Unterstützung durch die Gemeinschaft

Die Europäische Gemeinschaft hat insgesamt drei Heranführungsinstrumente zur Unterstützung der Beitrittskandidaten in Mittel- und Osteuropa bei ihrer Vorbereitung auf die EU-Mitgliedschaft eingesetzt: PHARE, SAPARD für Maßnahmen in den Bereichen Landwirtschaft und Entwicklung des ländlichen Raums und ISPA zur Finanzierung von Infrastrukturprojekten in den Bereichen Umwelt und Verkehr. Im Mittelpunkt der Förderung stehen die in der Beitrittspartnerschaft ausgewiesenen Prioritäten, die den Kandidatenländern bei der Erfüllung der Beitrittskriterien helfen sollen.
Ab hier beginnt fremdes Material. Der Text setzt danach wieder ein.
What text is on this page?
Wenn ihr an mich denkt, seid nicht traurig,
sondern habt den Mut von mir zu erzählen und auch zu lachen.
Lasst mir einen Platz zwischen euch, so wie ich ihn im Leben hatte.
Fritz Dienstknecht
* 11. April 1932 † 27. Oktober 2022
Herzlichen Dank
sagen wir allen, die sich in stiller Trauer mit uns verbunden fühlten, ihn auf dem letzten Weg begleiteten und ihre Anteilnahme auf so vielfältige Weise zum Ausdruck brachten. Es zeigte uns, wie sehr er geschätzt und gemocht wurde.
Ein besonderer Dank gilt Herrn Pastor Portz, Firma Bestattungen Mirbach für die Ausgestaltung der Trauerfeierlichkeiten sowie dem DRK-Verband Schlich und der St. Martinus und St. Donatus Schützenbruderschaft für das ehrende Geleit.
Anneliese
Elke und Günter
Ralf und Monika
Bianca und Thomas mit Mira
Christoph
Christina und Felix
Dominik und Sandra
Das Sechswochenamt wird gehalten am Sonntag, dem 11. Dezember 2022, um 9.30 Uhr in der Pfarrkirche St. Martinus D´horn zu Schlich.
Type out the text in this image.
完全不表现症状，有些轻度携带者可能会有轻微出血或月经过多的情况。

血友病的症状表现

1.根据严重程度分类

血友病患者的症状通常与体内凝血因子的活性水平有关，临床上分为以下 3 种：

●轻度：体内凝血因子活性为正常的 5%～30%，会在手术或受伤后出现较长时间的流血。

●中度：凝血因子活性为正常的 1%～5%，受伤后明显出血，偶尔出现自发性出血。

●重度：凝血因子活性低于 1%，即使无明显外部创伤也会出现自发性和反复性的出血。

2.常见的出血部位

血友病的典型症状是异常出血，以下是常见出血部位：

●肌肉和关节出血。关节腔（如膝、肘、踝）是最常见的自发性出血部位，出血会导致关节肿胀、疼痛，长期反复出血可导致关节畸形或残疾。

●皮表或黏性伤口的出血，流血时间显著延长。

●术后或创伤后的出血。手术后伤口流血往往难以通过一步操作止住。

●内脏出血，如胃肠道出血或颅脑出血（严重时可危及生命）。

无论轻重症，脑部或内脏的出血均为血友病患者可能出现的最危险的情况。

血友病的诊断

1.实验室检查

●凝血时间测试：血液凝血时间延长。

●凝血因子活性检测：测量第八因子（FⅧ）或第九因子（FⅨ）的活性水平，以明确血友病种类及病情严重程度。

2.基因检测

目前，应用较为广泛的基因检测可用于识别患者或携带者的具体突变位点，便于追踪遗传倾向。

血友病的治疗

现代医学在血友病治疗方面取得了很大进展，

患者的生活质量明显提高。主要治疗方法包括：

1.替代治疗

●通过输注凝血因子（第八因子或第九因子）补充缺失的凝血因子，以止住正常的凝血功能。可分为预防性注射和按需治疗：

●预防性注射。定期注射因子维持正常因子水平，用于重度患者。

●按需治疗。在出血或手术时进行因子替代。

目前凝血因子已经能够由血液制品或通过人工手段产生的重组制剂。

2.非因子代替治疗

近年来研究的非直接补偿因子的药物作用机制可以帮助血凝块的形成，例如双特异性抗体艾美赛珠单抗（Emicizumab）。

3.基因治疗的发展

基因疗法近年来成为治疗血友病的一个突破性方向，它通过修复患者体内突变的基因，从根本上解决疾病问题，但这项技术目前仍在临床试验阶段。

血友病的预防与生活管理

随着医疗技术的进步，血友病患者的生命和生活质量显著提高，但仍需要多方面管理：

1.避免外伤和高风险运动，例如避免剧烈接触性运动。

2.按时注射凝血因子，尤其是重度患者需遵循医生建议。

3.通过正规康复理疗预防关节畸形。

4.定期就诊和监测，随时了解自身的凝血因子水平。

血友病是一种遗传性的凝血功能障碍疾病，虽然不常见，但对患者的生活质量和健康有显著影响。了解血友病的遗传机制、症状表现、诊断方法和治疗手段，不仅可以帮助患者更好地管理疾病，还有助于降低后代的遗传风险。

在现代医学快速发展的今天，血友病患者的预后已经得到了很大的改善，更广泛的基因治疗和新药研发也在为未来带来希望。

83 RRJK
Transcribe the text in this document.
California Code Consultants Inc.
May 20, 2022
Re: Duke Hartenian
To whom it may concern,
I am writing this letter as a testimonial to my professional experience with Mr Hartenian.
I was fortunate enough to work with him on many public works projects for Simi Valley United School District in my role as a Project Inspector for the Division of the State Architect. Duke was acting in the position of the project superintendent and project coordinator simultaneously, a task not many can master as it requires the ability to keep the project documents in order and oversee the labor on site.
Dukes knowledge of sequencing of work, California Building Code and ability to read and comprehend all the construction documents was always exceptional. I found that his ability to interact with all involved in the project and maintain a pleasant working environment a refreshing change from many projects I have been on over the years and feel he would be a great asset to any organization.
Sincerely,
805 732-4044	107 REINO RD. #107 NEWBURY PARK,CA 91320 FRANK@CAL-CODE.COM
Im Zeitraum 2000-2002 beträgt die gesamte Finanzhilfe für die Slowakei jährlich rund 80,5 Mio. EUR im Rahmen von PHARE, 18,6 Mio. EUR im Rahmen von SAPARD und zwischen 3,5% und 5,5% des Gesamt-ISPA-Budgets.

Durch das Programm PHARE werden die mittel- und osteuropäischen Länder seit 1989 bei der tiefgreifenden Umgestaltung ihrer Wirtschaft, ihrer Gesellschaft und ihres politischen Systems unterstützt. Nach dem Europäischen Rat von Luxemburg im Jahre 1997, der den jetzigen Erweiterungsprozess einleitete, wurde PHARE auf die Beitrittsvorbereitung ausgerichtet.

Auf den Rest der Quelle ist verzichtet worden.